Hacker News new | ask | show | jobs
by arbitrage314 3833 days ago
Most startups are more than happy to take your money. Just email or meet with the founders, explain your enthusiasm for the company, and you're usually good to go!

For higher-profile deals, though--e.g., Uber--you wouldn't be able to invest such a small amount.

2 comments

> Most startups are more than happy to take your money. Just email or meet with the founders, explain your enthusiasm for the company, and you're usually good to go!

I would be highly skeptical of any startup founder who is going to take money from just anyone. Taking in random investment dollars could come back to bite founders and company in the ass pretty badly. From the time demanded by the investor, to working on subsequent financing rounds, you could really shoot yourself in the foot by doing this.

This is one reason why Angels are more sought after than "friends and family."

> For higher-profile deals, though--e.g., Uber--you wouldn't be able to invest such a small amount.

No. For late stage investments, even if you had the capital, you're beholden to the terms dictated by whomever is leading the round. They're not going to invest large sums of money and want to share rights with just anyone with the cash.

While it's true that founders won't take money from just anyone, I actually think a software engineer with experience in the industry would be a great investor.

They can give you insight on tech problems/scaling, help with hiring, offer connections, etc. (Basically, most of the things you're looking for from investors besides money.)

A software engineer investing in your company is pretty different than your real estate mogul uncle trying to get in.

Doesn't this just apply to those with either sufficient net worth or earned income to qualify as an accredited investor? Or have you heard of startups taking the money of some new graduate making less than $200k/year with insufficient net worth?
In the US, this is the definition of Accredited Investor[1].

The SEC allows companies to sell shares privately, using Regulation D. Regulation D has a number of rules that govern it, such as, you cannot generally solicit your offering (for example: take an ad out in the NYT annoucning you are raising money).

You can raise unlimited funds from Accredited investors (see link). You don't need to provide information (via prospectus) to these investors, as it's assumed they have the acumen to obtain and understand the information to understand the investment being made.

Companies can also raise funds from up to 35 non-accredited investors. However, in doing so, must ensure due diligence that those non-accredited investors can bare the economic burden, are made to understand the investment, etc.

By and large, that amount of work is more than enough to turn some founders away from dealing with non accredited investors.

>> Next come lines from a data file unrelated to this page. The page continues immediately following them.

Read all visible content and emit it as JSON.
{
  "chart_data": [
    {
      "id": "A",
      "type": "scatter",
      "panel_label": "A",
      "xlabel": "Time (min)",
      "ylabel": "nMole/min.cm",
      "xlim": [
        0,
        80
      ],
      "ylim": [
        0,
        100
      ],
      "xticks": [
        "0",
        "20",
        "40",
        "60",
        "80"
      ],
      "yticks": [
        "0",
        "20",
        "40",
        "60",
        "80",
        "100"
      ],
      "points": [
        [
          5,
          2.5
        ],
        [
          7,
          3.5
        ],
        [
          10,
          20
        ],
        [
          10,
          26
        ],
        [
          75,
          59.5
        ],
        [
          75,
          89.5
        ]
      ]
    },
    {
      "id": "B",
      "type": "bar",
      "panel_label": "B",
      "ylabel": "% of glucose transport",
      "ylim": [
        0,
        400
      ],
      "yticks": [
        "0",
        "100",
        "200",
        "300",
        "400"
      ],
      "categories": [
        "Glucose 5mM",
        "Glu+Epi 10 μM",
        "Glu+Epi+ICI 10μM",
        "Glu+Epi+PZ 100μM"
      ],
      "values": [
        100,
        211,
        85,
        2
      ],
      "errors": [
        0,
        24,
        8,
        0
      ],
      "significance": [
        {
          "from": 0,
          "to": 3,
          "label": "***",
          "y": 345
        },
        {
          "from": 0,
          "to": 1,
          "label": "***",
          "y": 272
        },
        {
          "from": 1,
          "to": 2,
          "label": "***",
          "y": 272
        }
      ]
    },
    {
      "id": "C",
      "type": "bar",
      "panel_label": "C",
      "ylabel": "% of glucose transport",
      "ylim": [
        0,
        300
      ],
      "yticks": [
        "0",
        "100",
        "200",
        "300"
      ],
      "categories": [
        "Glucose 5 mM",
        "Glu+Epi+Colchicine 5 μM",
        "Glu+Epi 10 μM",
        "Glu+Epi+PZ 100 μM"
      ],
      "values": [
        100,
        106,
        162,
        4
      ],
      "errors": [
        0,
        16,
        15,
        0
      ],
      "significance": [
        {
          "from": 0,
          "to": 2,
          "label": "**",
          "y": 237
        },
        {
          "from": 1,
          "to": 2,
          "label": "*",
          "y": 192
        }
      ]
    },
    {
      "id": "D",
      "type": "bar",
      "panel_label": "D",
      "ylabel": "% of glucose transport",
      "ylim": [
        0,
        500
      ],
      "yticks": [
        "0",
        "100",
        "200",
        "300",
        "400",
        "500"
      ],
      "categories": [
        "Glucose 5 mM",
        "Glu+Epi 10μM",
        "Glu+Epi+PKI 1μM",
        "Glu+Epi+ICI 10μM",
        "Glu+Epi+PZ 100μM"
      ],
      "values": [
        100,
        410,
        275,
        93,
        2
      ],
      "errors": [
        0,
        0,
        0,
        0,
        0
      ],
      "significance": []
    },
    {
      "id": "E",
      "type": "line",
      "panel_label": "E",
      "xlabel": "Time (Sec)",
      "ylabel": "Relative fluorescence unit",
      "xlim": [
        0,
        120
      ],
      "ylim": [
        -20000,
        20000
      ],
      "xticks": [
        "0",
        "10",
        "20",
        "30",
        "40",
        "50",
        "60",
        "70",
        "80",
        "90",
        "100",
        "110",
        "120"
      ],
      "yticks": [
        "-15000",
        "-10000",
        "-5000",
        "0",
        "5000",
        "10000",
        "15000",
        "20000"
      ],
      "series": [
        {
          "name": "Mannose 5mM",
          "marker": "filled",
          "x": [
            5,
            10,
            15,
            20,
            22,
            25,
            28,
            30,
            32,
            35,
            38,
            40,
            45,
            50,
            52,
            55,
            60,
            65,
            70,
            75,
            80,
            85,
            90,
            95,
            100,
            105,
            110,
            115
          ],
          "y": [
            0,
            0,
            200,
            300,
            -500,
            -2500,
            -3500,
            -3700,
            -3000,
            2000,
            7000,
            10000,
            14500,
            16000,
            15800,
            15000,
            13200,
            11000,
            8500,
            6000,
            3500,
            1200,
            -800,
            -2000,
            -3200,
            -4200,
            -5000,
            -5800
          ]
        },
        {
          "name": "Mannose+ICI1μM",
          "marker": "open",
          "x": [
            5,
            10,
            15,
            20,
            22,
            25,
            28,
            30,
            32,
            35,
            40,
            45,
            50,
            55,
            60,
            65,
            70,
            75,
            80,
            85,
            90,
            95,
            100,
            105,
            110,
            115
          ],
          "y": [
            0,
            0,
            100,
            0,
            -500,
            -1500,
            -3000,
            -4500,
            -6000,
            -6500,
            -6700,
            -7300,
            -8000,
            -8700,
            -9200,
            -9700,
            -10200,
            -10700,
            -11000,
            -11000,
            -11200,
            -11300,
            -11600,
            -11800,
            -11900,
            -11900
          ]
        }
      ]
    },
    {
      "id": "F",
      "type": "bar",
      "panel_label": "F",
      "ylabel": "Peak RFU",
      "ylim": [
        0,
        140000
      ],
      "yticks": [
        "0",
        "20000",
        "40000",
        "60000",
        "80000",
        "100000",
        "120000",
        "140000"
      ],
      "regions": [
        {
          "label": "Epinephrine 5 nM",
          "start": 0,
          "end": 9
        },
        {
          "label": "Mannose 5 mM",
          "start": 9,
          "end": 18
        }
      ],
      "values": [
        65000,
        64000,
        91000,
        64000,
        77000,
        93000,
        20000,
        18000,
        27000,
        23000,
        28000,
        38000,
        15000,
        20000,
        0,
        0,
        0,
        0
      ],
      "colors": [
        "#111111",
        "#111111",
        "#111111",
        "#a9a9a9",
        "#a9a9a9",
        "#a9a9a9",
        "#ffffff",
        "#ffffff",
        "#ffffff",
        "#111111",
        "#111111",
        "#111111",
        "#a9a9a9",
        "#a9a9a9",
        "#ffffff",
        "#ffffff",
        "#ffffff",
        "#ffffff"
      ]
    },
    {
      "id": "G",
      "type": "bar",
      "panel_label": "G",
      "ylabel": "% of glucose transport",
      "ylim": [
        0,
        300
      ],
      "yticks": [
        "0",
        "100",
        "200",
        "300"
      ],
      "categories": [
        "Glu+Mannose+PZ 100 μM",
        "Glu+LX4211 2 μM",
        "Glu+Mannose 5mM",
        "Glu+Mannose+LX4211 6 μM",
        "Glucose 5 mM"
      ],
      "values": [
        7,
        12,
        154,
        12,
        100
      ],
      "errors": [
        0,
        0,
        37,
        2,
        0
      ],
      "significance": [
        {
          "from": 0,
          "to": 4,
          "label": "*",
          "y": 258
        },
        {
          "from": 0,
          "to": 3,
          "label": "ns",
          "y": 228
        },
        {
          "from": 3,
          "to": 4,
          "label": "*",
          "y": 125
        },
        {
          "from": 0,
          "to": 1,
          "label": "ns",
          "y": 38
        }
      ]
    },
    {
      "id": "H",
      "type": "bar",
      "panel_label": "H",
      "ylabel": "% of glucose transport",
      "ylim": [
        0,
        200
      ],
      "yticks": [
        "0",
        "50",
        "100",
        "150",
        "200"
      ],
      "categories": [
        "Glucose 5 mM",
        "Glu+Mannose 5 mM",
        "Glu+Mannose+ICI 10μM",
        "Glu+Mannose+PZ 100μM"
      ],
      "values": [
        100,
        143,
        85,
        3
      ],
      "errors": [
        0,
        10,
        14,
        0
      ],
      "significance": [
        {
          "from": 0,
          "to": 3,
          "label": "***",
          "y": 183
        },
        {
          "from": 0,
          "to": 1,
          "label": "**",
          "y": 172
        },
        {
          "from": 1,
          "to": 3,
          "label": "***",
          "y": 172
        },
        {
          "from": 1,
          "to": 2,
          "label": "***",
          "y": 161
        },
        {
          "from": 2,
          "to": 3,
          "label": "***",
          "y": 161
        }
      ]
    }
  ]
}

In certain cases, a pre-seed, initial funding round may come from a "friends and family" round.

The SEC recently passed a law allowing selling shares via Crowdfunding, but because it's fairly new, the risk* to future Venture rounds is unknown, and I'd expect founders to be tepid with adopting Crowdfunding as a viable method to raise money.

[1] http://www.ecfr.gov/cgi-bin/retrieveECFR?gp=&SID=8edfd12967d...

* Venture Capitalists (afaik) haven't published an opinion on crowd funding, so founders may inadvertently risk future startup financing rounds if they screw up their capilization table with a crowd funding round.

Yeah, typically you have to make at least $200k/year or have a net worth of $500k (the term is "accredited investor").

Thanks to a new law, though, you no longer have to be accredited to invest small amounts.

I believe it's net worth of a million dollars (http://www.investor.gov/news-alerts/investor-bulletins/inves...). I've been following the crowdfunding legislation and it seems like there may be additional requirements to accept such investments if you are an early startup with just friends & family investments.

But the bottom line, I think, is that to do the strategy you suggest, you currently need to be an accredited investor if the startup is not already setup for crowdfunding.